Ellen Pearlstein Wins Prestigious Rome Prize

Ellen Pearlstein, professor in the Department of Information Studies and the UCLA/Getty Conservation Program, as well as a core faculty member of the Cotsen Institute, has been named a recipient of the 2021–22 Rome Prize from the American Academy in Rome. She will receive a stipend, workspace, and room and board at the eleven-acre campus of the Academy in Rome, starting in September 2021.

Rome Prize laureates are selected annually by independent juries of distinguished artists and scholars through a national competition in eleven disciplines, including historic preservation and conservation, for which Pearlstein was one of three awardees. While she had the option of choosing between a one-year and six-month residency, she chose six months “in balance with my commitments on campus.” She will complete one quarter teaching remotely and will take off one quarter on a sabbatical.

While at the Academy, Pearlstein will pursue research to enable her to “interrogate the ways in which museums that are detached from communities whose cultural materials they hold, such as European institutions with collections from the Americas, are negotiating these distances to achieve culturally appropriate care,” she explained. The Vatican Museum and the Luigi Pigorini National Prehistoric Ethnographic Museum are two Italian museums with major American indigenous holdings and with significant investments in redefining colonial museum practices. “Research activities include working with these museums to explore whether sharing digital surrogates, reaching out to diaspora communities of local cultural descendants, or other practices have offered viable alternatives to in-person sharing about conservation decision-making and consequent museum representation,” she added.

“My scholarship and teaching focus on conservation of indigenous materials from the Americas within a collaborative framework,” she continued. “I am proud that my research about innovative conservation practices and community collaboration with indigenous materials can be shared with graduate students who build on these concepts. My research in Rome will reinforce and expand upon the scholarship and teaching methods that I have developed and will provide the worldwide conservation community with new insights about the development of thoughtful methods for shared responsibilities in collections care, display, and scholarship,” according to Pearlstein.

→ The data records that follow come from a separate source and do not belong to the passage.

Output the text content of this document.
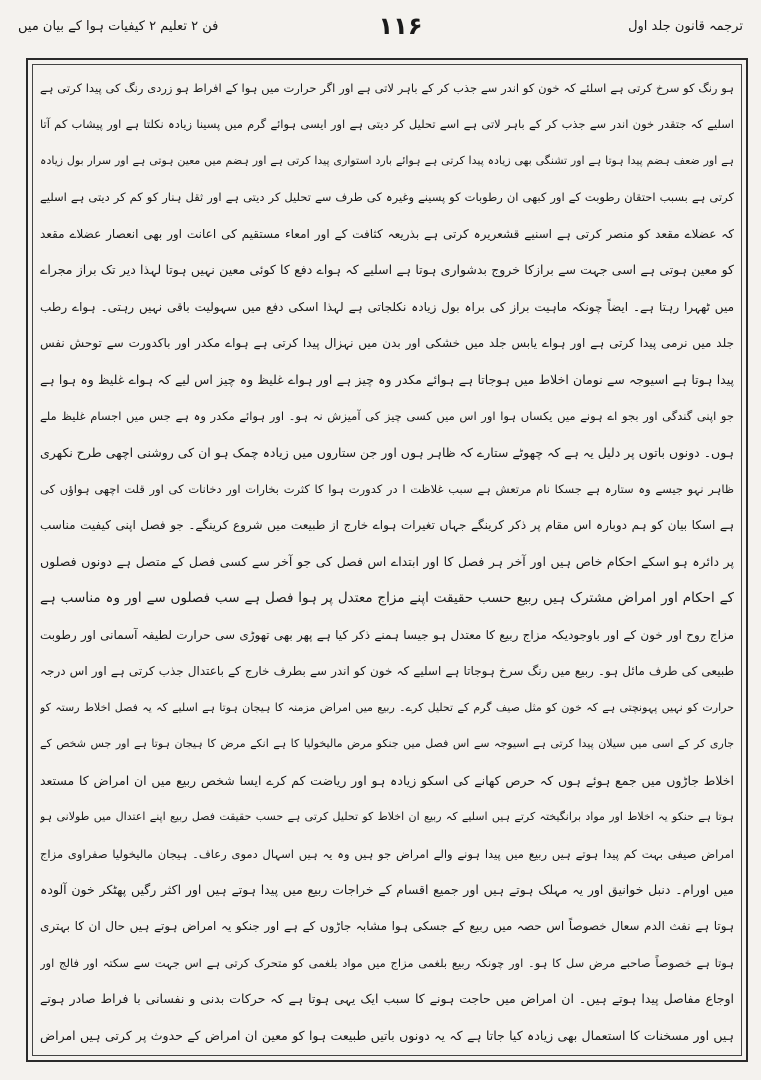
فن ۲ تعلیم ۲ کیفیات ہوا کے بیان میں	۱۱۶	ترجمہ قانون جلد اول
ہو رنگ کو سرخ کرتی ہے اسلئے کہ خون کو اندر سے جذب کر کے باہر لاتی ہے اور اگر حرارت میں ہوا کے افراط ہو زردی رنگ کی پیدا کرتی ہے
اسلیے کہ جتقدر خون اندر سے جذب کر کے باہر لاتی ہے اسے تحلیل کر دیتی ہے اور ایسی ہوائے گرم میں پسینا زیادہ نکلتا ہے اور پیشاب کم آتا
ہے اور ضعف ہضم پیدا ہوتا ہے اور تشنگی بھی زیادہ پیدا کرتی ہے ہوائے بارد استواری پیدا کرتی ہے اور ہضم میں معین ہوتی ہے اور سرار بول زیادہ
کرتی ہے بسبب احتقان رطوبت کے اور کبھی ان رطوبات کو پسینے وغیرہ کی طرف سے تحلیل کر دیتی ہے اور ثقل ہنار کو کم کر دیتی ہے اسلیے
کہ عضلاے مقعد کو منصر کرتی ہے اسنیے قشعریرہ کرتی ہے بذریعہ کثافت کے اور امعاء مستقیم کی اعانت اور بھی انعصار عضلاے مقعد
کو معین ہوتی ہے اسی جہت سے برازکا خروج بدشواری ہوتا ہے اسلیے کہ ہواے دفع کا کوئی معین نہیں ہوتا لہذا دیر تک براز مجراے
میں ٹھہرا رہتا ہے۔ ایضاً چونکہ ماہیت براز کی براہ بول زیادہ نکلجاتی ہے لہذا اسکی دفع میں سہولیت باقی نہیں رہتی۔ ہواے رطب
جلد میں نرمی پیدا کرتی ہے اور ہواے یابس جلد میں خشکی اور بدن میں نہزال پیدا کرتی ہے ہواے مکدر اور باکدورت سے توحش نفس
پیدا ہوتا ہے اسیوجہ سے نومان اخلاط میں ہوجاتا ہے ہوائے مکدر وہ چیز ہے اور ہواے غلیظ وہ چیز اس لیے کہ ہواے غلیظ وہ ہوا ہے
جو اپنی گندگی اور بجو اے ہونے میں یکساں ہوا اور اس میں کسی چیز کی آمیزش نہ ہو۔ اور ہوائے مکدر وہ ہے جس میں اجسام غلیظ ملے
ہوں۔ دونوں باتوں پر دلیل یہ ہے کہ چھوٹے ستارے کہ ظاہر ہوں اور جن ستاروں میں زیادہ چمک ہو ان کی روشنی اچھی طرح نکھری
ظاہر نہو جیسے وہ ستارہ ہے جسکا نام مرتعش ہے سبب غلاظت ا در کدورت ہوا کا کثرت بخارات اور دخانات کی اور قلت اچھی ہواؤں کی
ہے اسکا بیان کو ہم دوبارہ اس مقام پر ذکر کرینگے جہاں تغیرات ہواے خارج از طبیعت میں شروع کرینگے۔ جو فصل اپنی کیفیت مناسب
پر دائرہ ہو اسکے احکام خاص ہیں اور آخر ہر فصل کا اور ابتداے اس فصل کی جو آخر سے کسی فصل کے متصل ہے دونوں فصلوں
کے احکام اور امراض مشترک ہیں ربیع حسب حقیقت اپنے مزاج معتدل پر ہوا فصل ہے سب فصلوں سے اور وہ مناسب ہے
مزاج روح اور خون کے اور باوجودیکہ مزاج ربیع کا معتدل ہو جیسا ہمنے ذکر کیا ہے پھر بھی تھوڑی سی حرارت لطیفہ آسمانی اور رطوبت
طبیعی کی طرف مائل ہو۔ ربیع میں رنگ سرخ ہوجاتا ہے اسلیے کہ خون کو اندر سے بطرف خارج کے باعتدال جذب کرتی ہے اور اس درجہ
حرارت کو نہیں پہونچتی ہے کہ خون کو مثل صیف گرم کے تحلیل کرے۔ ربیع میں امراض مزمنہ کا ہیجان ہوتا ہے اسلیے کہ یہ فصل اخلاط رستہ کو
جاری کر کے اسی میں سیلان پیدا کرتی ہے اسیوجہ سے اس فصل میں جنکو مرض مالیخولیا کا ہے انکے مرض کا ہیجان ہوتا ہے اور جس شخص کے
اخلاط جاڑوں میں جمع ہوئے ہوں کہ حرص کھانے کی اسکو زیادہ ہو اور ریاضت کم کرے ایسا شخص ربیع میں ان امراض کا مستعد
ہوتا ہے حنکو یہ اخلاط اور مواد برانگیختہ کرتے ہیں اسلیے کہ ربیع ان اخلاط کو تحلیل کرتی ہے حسب حقیقت فصل ربیع اپنے اعتدال میں طولانی ہو
امراض صیفی بہت کم پیدا ہوتے ہیں ربیع میں پیدا ہونے والے امراض جو ہیں وہ یہ ہیں اسہال دموی رعاف۔ ہیجان مالیخولیا صفراوی مزاج
میں اورام۔ دنبل خوانیق اور یہ مہلک ہوتے ہیں اور جمیع اقسام کے خراجات ربیع میں پیدا ہوتے ہیں اور اکثر رگیں پھٹکر خون آلودہ
ہوتا ہے نفث الدم سعال خصوصاً اس حصہ میں ربیع کے جسکی ہوا مشابہ جاڑوں کے ہے اور جنکو یہ امراض ہوتے ہیں حال ان کا بہتری
ہوتا ہے خصوصاً صاحبے مرض سل کا ہو۔ اور چونکہ ربیع بلغمی مزاج میں مواد بلغمی کو متحرک کرتی ہے اس جہت سے سکتہ اور فالج اور
اوجاع مفاصل پیدا ہوتے ہیں۔ ان امراض میں حاجت ہونے کا سبب ایک یہی ہوتا ہے کہ حرکات بدنی و نفسانی با فراط صادر ہوتے
ہیں اور مسخنات کا استعمال بھی زیادہ کیا جاتا ہے کہ یہ دونوں باتیں طبیعت ہوا کو معین ان امراض کے حدوث پر کرتی ہیں امراض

She said she is most looking forward to being behind the scenes in museums, not only in Rome, but elsewhere in Europe. She did spend some days in Rome as a tourist years ago, and in 2011 was invited to the Vatican for a conservation initiative about working collaboratively. “Since then, I have spent more time in cities such as Turin and, most recently, in Milan, Asola, and Aosta, one more beautiful than the next. I am also looking forward to eating some wonderful meals, drinking some excellent wine, and wandering many beautiful streets steeped in history and beauty.”